Em março de 2020, a Organização Mundial da Saúde declarou a pandemia de COVID-19. Enquanto isso, o presidente Jair Bolsonaro ignorava as orientações sanitárias e promovia aglomerações, como registrado no novo livro de Eugênio Bucci, Que Não Se Repita.

O autor analisa como o governo Bolsonaro ameaçou a democracia brasileira, destacando a militarização do governo e tentativas de golpe de Estado. Quatro dias após a declaração da OMS, Bolsonaro foi visto sem máscara, interagindo com apoiadores que clamavam por intervenção militar. Bucci descreve esse momento como uma violação do decoro presidencial, onde o chefe do Executivo instigava o povo a atacar instituições como o Congresso e o Supremo Tribunal Federal.

Militarização e Golpe

O livro, que compila artigos de Bucci publicados entre 2018 e 2023, revela que o plano golpista era evidente desde a campanha eleitoral de Bolsonaro. O autor observa que o presidente frequentemente elogiava a ditadura militar, criando um cenário insólito em que um líder de extrema direita atacava os fundamentos da democracia. Em um dos capítulos, Bucci compara a corte bolsonarista à Itália de Mussolini, ressaltando a intenção de transformar escolas em extensões dos quartéis.

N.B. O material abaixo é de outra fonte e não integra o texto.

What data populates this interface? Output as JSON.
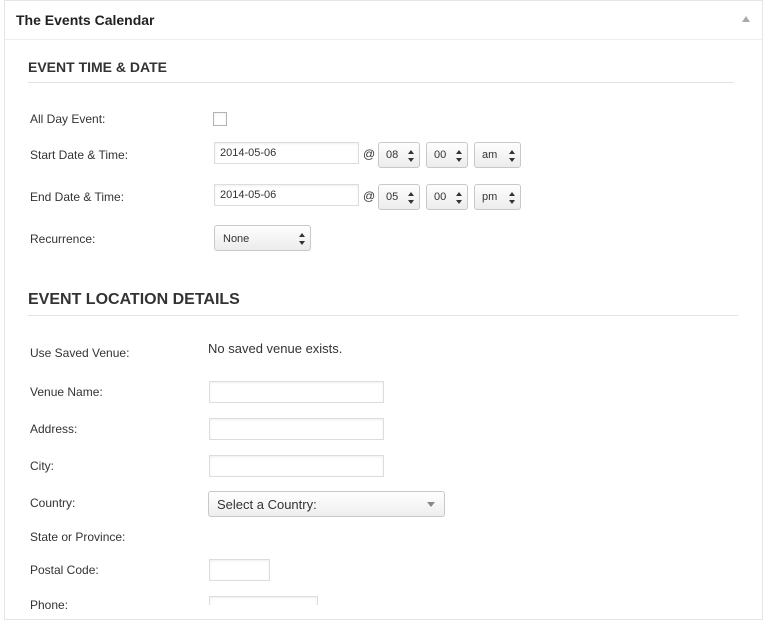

A militarização do governo foi naturalizada, enquanto os ataques às instituições eram minimizados. Bucci critica a inércia de muitos que não perceberam o risco iminente. Em abril de 2021, ele já alertava que o país vivia um “golpe em gerúndio”, afirmando que a democracia estava em desmanche.

Consequências e Reflexões

Na parte final do livro, Bucci discute as investigações que levaram Bolsonaro a ser processado após o fracasso de sua trama golpista. Ele destaca que o Brasil escapou por pouco de um golpe de Estado, atribuindo essa sorte à incompetência de alguns aliados do presidente. “Por um golpe de sorte, não fomos abatidos por um golpe de Estado,” conclui Bucci, refletindo sobre os perigos que o país enfrentou durante esse período crítico.